В городе было менее людно и беспокойно, чем в пятницу утром, но все равно чувствовалась слегка архаичная атмосфера приятного солнечного домашнего уюта. Но удивительнее всего для нее было то, что ее никто не замечал. Она почти не сомневалась, что люди будут таращиться на нее, что она услышит, как за ее спиной произносят слово «Корси», как будто на ней стоит заметная всем и вся печать Каина. Как же чудесно освободиться от Грогана и его приспешников и хотя бы несколько благословенных часов провести в качестве не трясущейся от страха подозреваемой, а обычной девушки, которая гуляет по обычной улице, неузнанная, среди дневных покупателей, последних летних туристов и офисных работников, спешащих вернуться за рабочий стол после позднего обеда. Пару минут она потеряла в аптеке с очаровательным фасадом в стиле эпохи Регентства, где купила совершенно ненужную ей помаду, которую тем не менее выбирала долго и тщательно.

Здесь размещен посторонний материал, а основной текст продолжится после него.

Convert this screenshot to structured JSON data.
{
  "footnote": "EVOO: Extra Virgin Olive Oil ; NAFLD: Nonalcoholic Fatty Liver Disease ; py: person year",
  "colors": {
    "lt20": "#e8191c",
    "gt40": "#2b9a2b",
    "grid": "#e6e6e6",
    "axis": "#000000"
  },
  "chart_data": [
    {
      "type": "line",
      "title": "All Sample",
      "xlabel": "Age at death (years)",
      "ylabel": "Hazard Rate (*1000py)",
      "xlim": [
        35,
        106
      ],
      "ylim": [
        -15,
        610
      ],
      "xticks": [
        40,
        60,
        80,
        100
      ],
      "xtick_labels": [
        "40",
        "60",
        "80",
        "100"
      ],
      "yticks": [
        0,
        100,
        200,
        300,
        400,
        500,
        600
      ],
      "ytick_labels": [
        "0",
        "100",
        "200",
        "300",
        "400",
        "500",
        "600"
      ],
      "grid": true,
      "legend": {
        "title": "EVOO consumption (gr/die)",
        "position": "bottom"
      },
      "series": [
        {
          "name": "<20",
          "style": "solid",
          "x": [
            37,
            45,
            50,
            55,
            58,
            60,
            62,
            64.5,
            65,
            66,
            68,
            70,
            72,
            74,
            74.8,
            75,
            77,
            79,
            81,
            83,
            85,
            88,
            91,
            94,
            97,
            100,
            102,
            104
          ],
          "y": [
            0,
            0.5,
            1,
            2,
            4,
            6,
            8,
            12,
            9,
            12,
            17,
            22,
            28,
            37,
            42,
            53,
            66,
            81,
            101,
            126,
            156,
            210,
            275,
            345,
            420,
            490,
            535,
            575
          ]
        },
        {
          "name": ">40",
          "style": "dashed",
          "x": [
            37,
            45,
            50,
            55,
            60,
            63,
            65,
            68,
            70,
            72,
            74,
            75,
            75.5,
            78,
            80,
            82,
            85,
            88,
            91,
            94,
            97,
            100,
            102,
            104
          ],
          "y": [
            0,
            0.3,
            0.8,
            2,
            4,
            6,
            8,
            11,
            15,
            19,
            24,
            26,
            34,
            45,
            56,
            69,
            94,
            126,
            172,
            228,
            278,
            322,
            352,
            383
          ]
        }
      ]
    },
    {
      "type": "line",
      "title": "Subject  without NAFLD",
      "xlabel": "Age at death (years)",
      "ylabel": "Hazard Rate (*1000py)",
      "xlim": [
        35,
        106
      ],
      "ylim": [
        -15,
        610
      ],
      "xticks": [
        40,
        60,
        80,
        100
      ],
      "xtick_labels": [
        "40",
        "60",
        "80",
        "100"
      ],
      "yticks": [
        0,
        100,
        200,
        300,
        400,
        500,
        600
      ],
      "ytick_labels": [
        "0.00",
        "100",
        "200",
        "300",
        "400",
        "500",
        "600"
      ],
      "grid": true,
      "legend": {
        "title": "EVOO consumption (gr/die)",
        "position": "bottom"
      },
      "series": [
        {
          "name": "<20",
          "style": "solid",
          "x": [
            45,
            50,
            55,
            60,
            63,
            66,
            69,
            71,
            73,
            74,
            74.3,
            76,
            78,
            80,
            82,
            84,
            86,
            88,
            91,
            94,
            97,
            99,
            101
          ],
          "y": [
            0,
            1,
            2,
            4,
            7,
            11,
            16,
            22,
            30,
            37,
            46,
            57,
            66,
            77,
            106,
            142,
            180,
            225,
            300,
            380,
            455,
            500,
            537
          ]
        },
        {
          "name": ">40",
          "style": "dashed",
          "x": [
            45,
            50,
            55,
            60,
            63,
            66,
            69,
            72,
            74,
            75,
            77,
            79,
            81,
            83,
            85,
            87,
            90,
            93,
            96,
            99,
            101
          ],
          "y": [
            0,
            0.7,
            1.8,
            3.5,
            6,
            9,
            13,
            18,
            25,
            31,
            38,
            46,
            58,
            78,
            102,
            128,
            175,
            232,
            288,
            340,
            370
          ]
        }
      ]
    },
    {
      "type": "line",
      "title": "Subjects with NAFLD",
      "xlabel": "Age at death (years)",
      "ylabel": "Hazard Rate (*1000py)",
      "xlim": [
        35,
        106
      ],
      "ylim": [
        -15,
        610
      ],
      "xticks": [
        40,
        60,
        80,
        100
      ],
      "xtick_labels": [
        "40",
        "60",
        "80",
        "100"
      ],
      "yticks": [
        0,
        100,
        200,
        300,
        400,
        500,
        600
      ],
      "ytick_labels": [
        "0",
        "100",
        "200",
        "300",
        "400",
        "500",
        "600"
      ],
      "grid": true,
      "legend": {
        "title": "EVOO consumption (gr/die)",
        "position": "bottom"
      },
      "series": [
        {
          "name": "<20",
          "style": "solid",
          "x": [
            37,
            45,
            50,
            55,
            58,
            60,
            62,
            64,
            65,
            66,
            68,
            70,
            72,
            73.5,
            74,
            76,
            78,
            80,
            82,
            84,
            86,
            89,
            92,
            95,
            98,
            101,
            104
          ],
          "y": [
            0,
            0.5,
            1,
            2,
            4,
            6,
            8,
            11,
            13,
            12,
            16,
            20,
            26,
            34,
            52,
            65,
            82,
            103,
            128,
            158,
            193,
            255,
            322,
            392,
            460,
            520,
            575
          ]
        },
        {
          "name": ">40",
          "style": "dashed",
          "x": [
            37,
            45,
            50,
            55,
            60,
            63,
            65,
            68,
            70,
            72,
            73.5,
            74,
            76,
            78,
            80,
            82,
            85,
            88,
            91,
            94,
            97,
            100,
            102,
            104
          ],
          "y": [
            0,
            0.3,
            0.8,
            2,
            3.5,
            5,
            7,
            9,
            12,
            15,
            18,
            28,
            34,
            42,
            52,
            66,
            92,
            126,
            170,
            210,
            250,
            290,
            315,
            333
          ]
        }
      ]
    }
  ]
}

Это была дань уважения уверенности в себе и надежде на нормальный образ жизни. О смерти Клариссы напоминали лишь несколько плакатов с рекламой национальных ежедневных газет. Слова «на острове Корси убили актрису» были написаны от руки, а не напечатаны под названием газеты. Она купила одну из них в киоске и нашла небольшую статью на третьей странице. Полиция предоставила минимум информации, а отказ Эмброуза общаться с прессой, очевидно, разочаровал журналистов, поэтому много они написать не смогли. Корделия недоумевала, благоразумно ли было принимать такое решение. У продавца газет она выяснила, что в городе только одна местная газета – «Спимут кроникл», которая выходит дважды в неделю – по вторникам и пятницам. Редакция располагалась в северном конце набережной. Корделия нашла здание без особого труда. Это был белый перестроенный дом с двумя большими окнами: на одном было краской написано «Спимут кроникл», а в другом красовалась стойка с фотографиями из газеты. Участок перед домом был заасфальтирован и использовался в качестве стоянки для полудюжины машин и грузовика службы доставки. Внутри Корделия обнаружила блондинку примерно своего возраста, которая сидела за столом в приемной и одновременно управляла коммутатором. Сбоку за столом сидел пожилой мужчина и рассортировывал фотографии.